These are the steps formally used to publish a new version of Pure.
For all of these steps, replace 1.0.0
with the correct version!
This assumes the following repo's are cloned and npm
installed:
-
Update local Pure to latest from pure-css/pure#master
$ cd pure/ $ git pull upstream master
-
Build Pure via
grunt
$ grunt
-
Review all src/.../tests/manual/ files in target environments, including:
- IE 11
- Edge
- Chrome
- Firefox
- Safari
- iOS 10.x
- Android 4.x
- Android 5.x
-
Review pure-site in target environments with Pure served locally
- IE 11
- Edge
- Chrome
- Firefox
- Safari
- iOS 10.x
- Android 4.x
- Android 5.x
-
Review HISTORY.md
https://github.com/pure-css/pure/blob/master/HISTORY.md
Make sure all the major changes since the last release of Pure are reflected in HISTORY.md entries.
-
Bump versions
It should have already been determined whether this is a minor or patch version release.
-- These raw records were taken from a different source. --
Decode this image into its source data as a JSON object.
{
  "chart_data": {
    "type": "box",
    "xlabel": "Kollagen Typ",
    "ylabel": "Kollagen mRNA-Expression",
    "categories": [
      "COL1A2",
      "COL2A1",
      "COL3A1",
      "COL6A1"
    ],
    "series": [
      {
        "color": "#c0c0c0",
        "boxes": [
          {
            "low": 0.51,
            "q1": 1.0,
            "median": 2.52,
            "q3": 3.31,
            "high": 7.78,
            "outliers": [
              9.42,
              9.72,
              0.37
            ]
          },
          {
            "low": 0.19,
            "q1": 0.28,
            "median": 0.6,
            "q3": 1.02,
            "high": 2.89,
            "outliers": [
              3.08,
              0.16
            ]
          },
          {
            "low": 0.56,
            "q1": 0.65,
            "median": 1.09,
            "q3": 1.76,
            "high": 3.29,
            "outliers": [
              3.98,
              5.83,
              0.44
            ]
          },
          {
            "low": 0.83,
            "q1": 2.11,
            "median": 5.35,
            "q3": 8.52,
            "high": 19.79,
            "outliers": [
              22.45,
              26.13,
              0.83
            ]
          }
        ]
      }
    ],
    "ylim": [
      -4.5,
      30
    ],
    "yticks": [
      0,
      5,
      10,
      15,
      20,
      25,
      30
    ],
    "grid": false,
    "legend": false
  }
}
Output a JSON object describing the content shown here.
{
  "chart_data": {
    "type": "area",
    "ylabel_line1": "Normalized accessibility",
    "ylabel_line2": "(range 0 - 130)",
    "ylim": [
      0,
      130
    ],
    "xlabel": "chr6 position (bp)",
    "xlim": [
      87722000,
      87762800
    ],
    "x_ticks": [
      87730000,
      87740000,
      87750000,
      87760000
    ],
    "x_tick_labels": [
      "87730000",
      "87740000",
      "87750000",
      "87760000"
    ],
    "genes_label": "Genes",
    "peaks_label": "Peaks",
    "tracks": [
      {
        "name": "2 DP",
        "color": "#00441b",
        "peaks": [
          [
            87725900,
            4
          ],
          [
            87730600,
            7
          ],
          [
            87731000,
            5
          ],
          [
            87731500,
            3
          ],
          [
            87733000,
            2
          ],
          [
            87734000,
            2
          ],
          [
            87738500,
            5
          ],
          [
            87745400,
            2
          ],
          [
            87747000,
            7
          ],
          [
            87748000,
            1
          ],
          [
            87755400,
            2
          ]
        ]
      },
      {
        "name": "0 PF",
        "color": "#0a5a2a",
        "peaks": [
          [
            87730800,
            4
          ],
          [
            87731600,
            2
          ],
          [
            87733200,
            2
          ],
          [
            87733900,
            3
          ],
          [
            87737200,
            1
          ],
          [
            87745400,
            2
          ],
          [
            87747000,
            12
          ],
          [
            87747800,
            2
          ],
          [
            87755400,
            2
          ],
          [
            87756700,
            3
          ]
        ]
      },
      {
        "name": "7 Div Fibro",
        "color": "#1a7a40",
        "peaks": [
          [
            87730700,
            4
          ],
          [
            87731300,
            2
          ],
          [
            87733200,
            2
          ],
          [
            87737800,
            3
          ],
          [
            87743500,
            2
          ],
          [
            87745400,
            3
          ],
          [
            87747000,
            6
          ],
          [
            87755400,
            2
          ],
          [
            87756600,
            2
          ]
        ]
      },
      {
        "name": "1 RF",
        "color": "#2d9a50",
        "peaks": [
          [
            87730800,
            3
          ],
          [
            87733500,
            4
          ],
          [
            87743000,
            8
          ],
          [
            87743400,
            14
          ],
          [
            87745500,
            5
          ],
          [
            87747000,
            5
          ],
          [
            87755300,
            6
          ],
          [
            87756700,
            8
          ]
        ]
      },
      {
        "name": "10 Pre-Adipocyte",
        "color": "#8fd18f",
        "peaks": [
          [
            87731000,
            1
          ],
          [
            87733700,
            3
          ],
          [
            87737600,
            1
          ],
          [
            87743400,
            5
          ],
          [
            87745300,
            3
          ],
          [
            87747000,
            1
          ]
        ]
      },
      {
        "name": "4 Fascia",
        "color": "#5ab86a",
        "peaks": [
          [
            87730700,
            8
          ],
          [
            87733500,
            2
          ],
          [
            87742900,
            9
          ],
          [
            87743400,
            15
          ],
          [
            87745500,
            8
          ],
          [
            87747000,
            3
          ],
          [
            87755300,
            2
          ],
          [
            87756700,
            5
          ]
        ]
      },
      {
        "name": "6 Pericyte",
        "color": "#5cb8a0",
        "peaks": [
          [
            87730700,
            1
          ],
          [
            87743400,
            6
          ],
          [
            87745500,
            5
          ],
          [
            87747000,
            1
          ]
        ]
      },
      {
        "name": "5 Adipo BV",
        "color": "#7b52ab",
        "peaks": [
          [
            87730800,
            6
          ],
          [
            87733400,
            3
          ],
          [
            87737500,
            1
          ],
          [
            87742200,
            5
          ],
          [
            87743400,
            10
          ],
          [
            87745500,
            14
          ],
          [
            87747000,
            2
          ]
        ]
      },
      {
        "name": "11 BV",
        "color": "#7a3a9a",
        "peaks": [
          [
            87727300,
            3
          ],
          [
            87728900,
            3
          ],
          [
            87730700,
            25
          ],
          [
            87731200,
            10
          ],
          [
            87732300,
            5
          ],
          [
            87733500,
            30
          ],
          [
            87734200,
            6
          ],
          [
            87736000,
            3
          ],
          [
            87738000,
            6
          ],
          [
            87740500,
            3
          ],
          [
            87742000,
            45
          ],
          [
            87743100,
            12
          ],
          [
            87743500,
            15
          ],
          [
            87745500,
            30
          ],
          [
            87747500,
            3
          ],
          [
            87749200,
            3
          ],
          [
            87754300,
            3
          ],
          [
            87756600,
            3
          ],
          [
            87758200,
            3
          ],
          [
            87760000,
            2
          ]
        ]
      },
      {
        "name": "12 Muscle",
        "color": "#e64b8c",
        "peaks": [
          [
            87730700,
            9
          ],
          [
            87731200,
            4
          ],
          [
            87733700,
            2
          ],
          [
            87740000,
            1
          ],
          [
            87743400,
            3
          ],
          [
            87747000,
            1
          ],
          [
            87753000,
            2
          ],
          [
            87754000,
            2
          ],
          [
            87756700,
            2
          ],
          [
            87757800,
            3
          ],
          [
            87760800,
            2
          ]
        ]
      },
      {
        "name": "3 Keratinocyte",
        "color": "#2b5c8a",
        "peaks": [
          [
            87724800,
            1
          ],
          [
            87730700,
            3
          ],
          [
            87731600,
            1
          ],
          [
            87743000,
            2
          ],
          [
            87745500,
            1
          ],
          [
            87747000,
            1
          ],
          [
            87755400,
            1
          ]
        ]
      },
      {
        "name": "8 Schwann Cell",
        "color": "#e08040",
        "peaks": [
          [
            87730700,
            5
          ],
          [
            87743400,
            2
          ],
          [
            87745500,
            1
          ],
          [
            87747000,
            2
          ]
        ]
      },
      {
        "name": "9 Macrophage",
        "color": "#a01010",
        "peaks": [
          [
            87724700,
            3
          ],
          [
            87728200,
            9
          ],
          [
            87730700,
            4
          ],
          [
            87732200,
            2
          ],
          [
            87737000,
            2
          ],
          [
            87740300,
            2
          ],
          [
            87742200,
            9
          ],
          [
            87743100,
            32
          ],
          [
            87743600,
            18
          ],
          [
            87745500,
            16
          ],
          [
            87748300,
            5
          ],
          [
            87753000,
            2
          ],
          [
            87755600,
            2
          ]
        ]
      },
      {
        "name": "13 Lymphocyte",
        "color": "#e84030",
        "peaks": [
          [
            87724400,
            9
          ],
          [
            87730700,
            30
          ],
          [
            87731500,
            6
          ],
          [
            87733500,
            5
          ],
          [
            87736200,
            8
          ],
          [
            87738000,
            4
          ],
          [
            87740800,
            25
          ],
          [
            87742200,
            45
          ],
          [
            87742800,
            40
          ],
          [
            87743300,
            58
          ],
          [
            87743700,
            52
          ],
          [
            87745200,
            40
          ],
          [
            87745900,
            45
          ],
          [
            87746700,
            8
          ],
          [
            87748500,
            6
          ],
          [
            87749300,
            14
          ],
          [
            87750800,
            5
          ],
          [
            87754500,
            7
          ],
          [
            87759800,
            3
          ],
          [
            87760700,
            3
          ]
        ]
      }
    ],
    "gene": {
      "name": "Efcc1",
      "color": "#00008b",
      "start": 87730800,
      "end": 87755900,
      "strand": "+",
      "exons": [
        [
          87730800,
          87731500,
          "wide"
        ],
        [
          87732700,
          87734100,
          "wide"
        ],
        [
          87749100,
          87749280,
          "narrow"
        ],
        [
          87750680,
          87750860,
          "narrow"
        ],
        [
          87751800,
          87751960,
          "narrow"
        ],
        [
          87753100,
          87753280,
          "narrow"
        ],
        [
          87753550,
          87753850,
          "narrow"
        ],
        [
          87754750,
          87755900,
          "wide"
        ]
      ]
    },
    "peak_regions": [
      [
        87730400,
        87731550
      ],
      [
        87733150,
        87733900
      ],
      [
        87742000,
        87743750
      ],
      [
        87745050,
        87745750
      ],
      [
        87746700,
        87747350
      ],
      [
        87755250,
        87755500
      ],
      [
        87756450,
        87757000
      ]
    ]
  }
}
Update Pure's version number to the new version in the following places. You'll likely be dropping a "-pre" suffix which was in place during the last development cycle. Do not use a "v" in the version (e.g., 1.0.0):
- package.json
- HISTORY.md (Update "NEXT")
- README.md (x2 CDN URLs)
-
Build Pure release files via
grunt release
Using Grunt, create the release/[version]/pure-[version].tar.gz file:
$ grunt release
Note: If the build fails it's for a good reason, most likely because there's code which is not passing CSSLint. We should always fix these issues and never force a release.
From the pure
repo run the following command to publish Pure to NPM. This will ensure unpkg.com
CDN gets the new files.
npm publish .
Verify via https://unpkg.com/purecss@VERSION
-
Draft a new release on GitHub for all three repos, using "v" in the version number (e.g., v1.0.0). Drafts are invisible to the public. Once these are published, the repos will be visible, and they will be tagged. Don't publish them just yet.
- pure
Now all our files are out there and everything is looking good.
-
Publish pure
From the pure repo, publish the release. This will tag the repo and signal to the public that the new Pure release is complete.
- Write blog post
- Tweet
- We should mark the version number of the project (in package.json) as 0.6.1-pre for clarity, so there's no mistaking the leading edge of the project from the last release. Commit those changes and push to master.